Here's more information, including resources Christopher has made available for his support crypto e-zine.
November 22nd 2012
I just completed reading 'Beautiful Security: Leading Security Experts Explain How They Think' http://shop.oreilly.com/product/9780596527488.do
I really enjoyed 'Beautiful Security'; Chapter 10 was my favorite chapter entitled ' Security by Design' by John McManus. His discussion of 'Metrics with No Meaning' really hit home and put a handle on 'metrics for the sake of metrics' and one-dimensional metrics that I often get the joy of experiencing often. Chapter 13 was my second favorite chapter 'Beautiful Log Handling by Anton Chuvakin as I love analyzing log artifacts. I found this chapter to be quite short at least for today's measure in the art and science of logging. Never underestimate the power of logs!
… and now on to reading 'Think Python: How to Think Like a Computer Scientist' http://shop.oreilly.com/product/0636920025696.do
September 22nd 2012
I just completed reading 97 Things Every Programmer Should Know: Collective Wisdom from the Experts http://shop.oreilly.com/product/9780596809492.do
"97 Things Every Programmer Should Know" was quite stimulating and brought quite a few things into light that often were shadows in the background… for example one of my favorite "things" is Olve Maudal's "Hard Work Does Not Pay Off" where there is the often forgotten applied concept of observing effects and reflecting on these observations and changing behavior (adapting) accordingly… including preparation and education - which I personally find very important and often lacking.
... and now on to reading Beautiful Security : Leading Security Experts Explain How They Think
September 3rd 2012
I just completed reading Practical Packet Analysis, 2nd Edition http://nostarch.com/packet2.htm (I picked it up August 15th)

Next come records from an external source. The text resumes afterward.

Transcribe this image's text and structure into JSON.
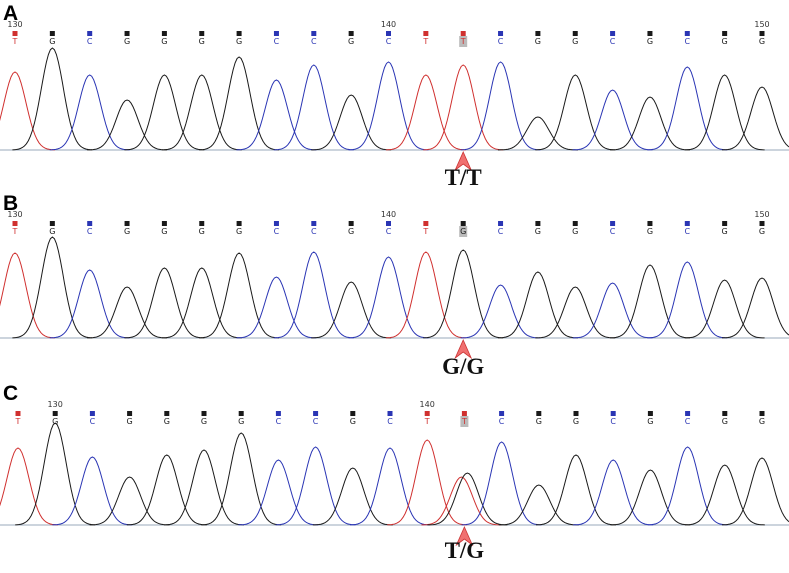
{
  "panels": [
    {
      "label": "A",
      "position_labels": [
        "130",
        "140",
        "150"
      ],
      "bases": [
        "T",
        "G",
        "C",
        "G",
        "G",
        "G",
        "G",
        "C",
        "C",
        "G",
        "C",
        "T",
        "T",
        "C",
        "G",
        "G",
        "C",
        "G",
        "C",
        "G",
        "G"
      ],
      "genotype": "T/T"
    },
    {
      "label": "B",
      "position_labels": [
        "130",
        "140",
        "150"
      ],
      "bases": [
        "T",
        "G",
        "C",
        "G",
        "G",
        "G",
        "G",
        "C",
        "C",
        "G",
        "C",
        "T",
        "G",
        "C",
        "G",
        "G",
        "C",
        "G",
        "C",
        "G",
        "G"
      ],
      "genotype": "G/G"
    },
    {
      "label": "C",
      "position_labels": [
        "130",
        "140"
      ],
      "bases": [
        "T",
        "G",
        "C",
        "G",
        "G",
        "G",
        "G",
        "C",
        "C",
        "G",
        "C",
        "T",
        "T",
        "C",
        "G",
        "G",
        "C",
        "G",
        "C",
        "G",
        "G"
      ],
      "genotype": "T/G"
    }
  ]
}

I really enjoyed Practical Packet Analysis and learned quite a few things on leveraging Wireshark to learn more on analyzing the network communication. Before reading this book I'd spend more time using google to find out what I needed to look for in a packet when issues arose. (For as cool as google is I hate relying on google more each day - I know many folks that rely on google way too much and it's something I don't want to turn into). There is a myriad of examples included in the book and how to identify information presented in Wireshark to further diagnose and fix communication issues. Even though I've been using Wireshark forever for basic analysis I learned quite a bit about how to use it more efficiently and effectively. It also had a small chapter on security and another small chapter on WiFi. It was quite nice that the pcap files were downloadable to run through along with the book examples. I certainly recommend this book to anyone interested in basic network troubleshooting - especially with Wireshark. It's certainly easy to digest in plain English and goes through the foundations and fundamentals where 'google-ly knowledge' lacks.
To keep the brain refreshed I usually spend about an hour at the local bookstore researching what I think I'd like to read up on for the next couple of weeks and just pick something. I like to vary subject matter but most of it comes out of the computing section because that's what I love reading about. :)
... and now on to reading 97 Things Every Programmer Should Know: Collective Wisdom from the Experts http://shop.oreilly.com/product/9780596809492.do
August 15th 2012
Wewt! Just completed reading Metasploit: The Penetration Tester's Guide http://nostarch.com/metasploit
In regards to Metasploit... I'm very glad I read it - I certainly have a better understanding of it now - although it took me a while to realize the examples were using BT4 (based on screenshot timestamps and vague mention towards the ending chapters) and as explained the beginning of the book things change quickly... and was able to adapt to BT5 R3... soon to complete setting up my vlab with metasploitable2.